Software::Datenbanken

NetLedger betreibt größte Oracle-Datenbank unter Linux

Ungewöhnliche Schritte mußte NetLedger, ein Anbieter von Online-Buchhaltungs-Dienstleistungen, vollführen, um seinen enormen Bedarf an Datenbank- und Netzwerkleistung zu befriedigen.

Man startete mit der Anforderung, Oracle als Datenbank einzusetzen, und evaluierte Server von Sun und HP und Intel-basierte Server. Schnell wurde klar, daß die PC-Server schneller waren als der Netra T1 von Sun und besser skalierbar als HP. Die Wahl des Betriebssystems fiel dann auf Linux, weil es die Konkurrenten Solaris und Windows NT an Performance deutlich übertraf. Bei Windows NT kam noch die graphische Oberfläche hinzu, die nur Ressourcen verschwendet hätte. Zudem war Linux wesentlich preisgünstiger - das gesamte Datencenter mit 500 PCs kostete zwischen 3 und 5 Millionen US-Dollar, einschließlich der Router, Switches und NFS-Server.

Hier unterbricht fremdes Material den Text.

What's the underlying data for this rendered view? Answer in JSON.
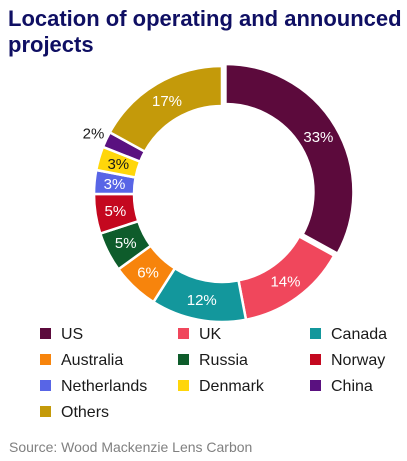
{
  "title": "Location of operating and announced projects",
  "source": "Source: Wood Mackenzie Lens Carbon",
  "chart_data": {
    "type": "pie",
    "donut": true,
    "legend_position": "bottom",
    "categories": [
      "US",
      "UK",
      "Canada",
      "Australia",
      "Russia",
      "Norway",
      "Netherlands",
      "Denmark",
      "China",
      "Others"
    ],
    "values": [
      33,
      14,
      12,
      6,
      5,
      5,
      3,
      3,
      2,
      17
    ],
    "labels": [
      "33%",
      "14%",
      "12%",
      "6%",
      "5%",
      "5%",
      "3%",
      "3%",
      "2%",
      "17%"
    ],
    "colors": [
      "#5c0a3c",
      "#f0475c",
      "#13979c",
      "#f7840c",
      "#0e5c2b",
      "#c4081f",
      "#5865e6",
      "#ffd60a",
      "#5a1180",
      "#c49a0a"
    ],
    "label_colors": [
      "#ffffff",
      "#ffffff",
      "#ffffff",
      "#ffffff",
      "#ffffff",
      "#ffffff",
      "#ffffff",
      "#1a1a1a",
      "#1a1a1a",
      "#ffffff"
    ]
  }
}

Alle Datenbank-Dateien werden auf spezialisierten NFS-Servern gehalten. Diese verfügen über einen extrem schnellen Cache und steigern so die Performance. Zudem sind sie redundant ausgelegt. Zur weiteren Performance-Steigerung wurden die Server mit Karten für Hardware-basierte Verschlüsselung ausgerüstet. Dadurch werden die CPUs um 50% entlastet, dementsprechend niedriger ist die Zahl der benötigten Server.

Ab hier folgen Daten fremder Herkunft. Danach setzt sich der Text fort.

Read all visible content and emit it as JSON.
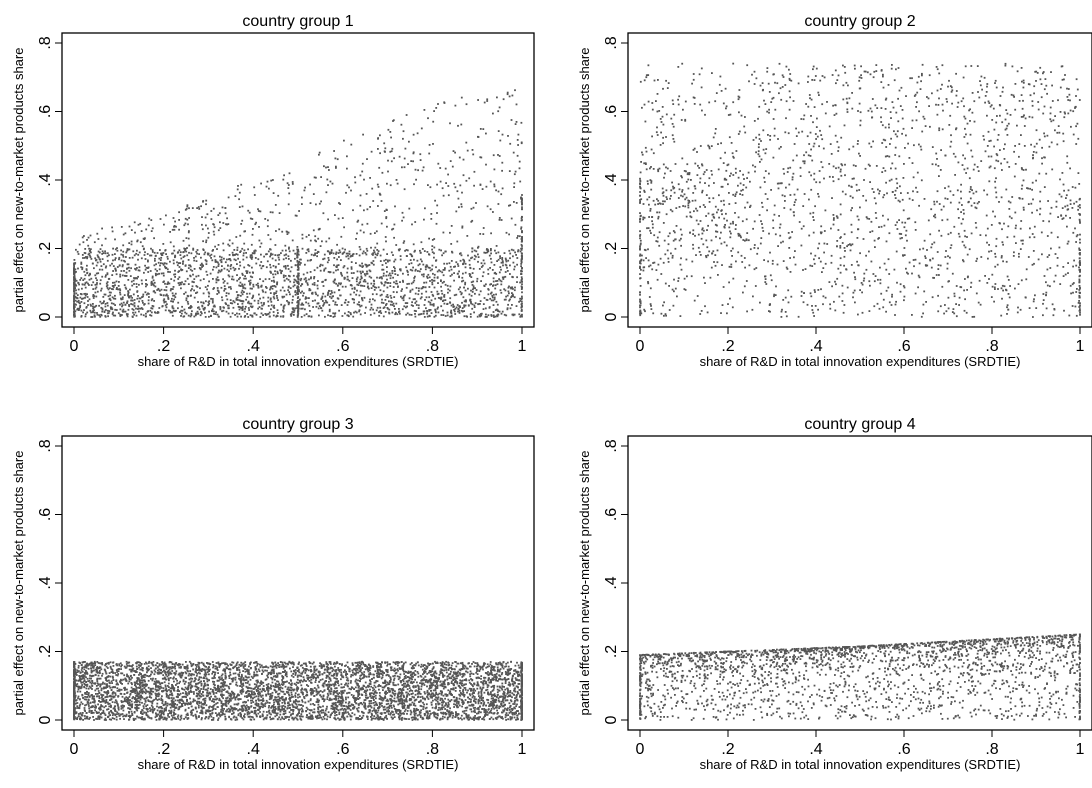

Linux konnte allerdings nicht unmodifiziert verwendet werden. Zum einen wurde der Patch eingesetzt, der Dateien größer als 2 GB zuläßt, zum anderen wurde der NFS-Client verbessert. Beides wird im Kernel 2.4 Standard sein.

Für NetLedger hat sich Linux als eine extrem zuverlässige, beliebig skalierbare und zudem noch preiswerte Lösung erwiesen. Probleme, deren Lösung bei anderen Systemen Jahre dauern kann (bis zum nächsten Release) können mit Linux in Stunden behoben werden.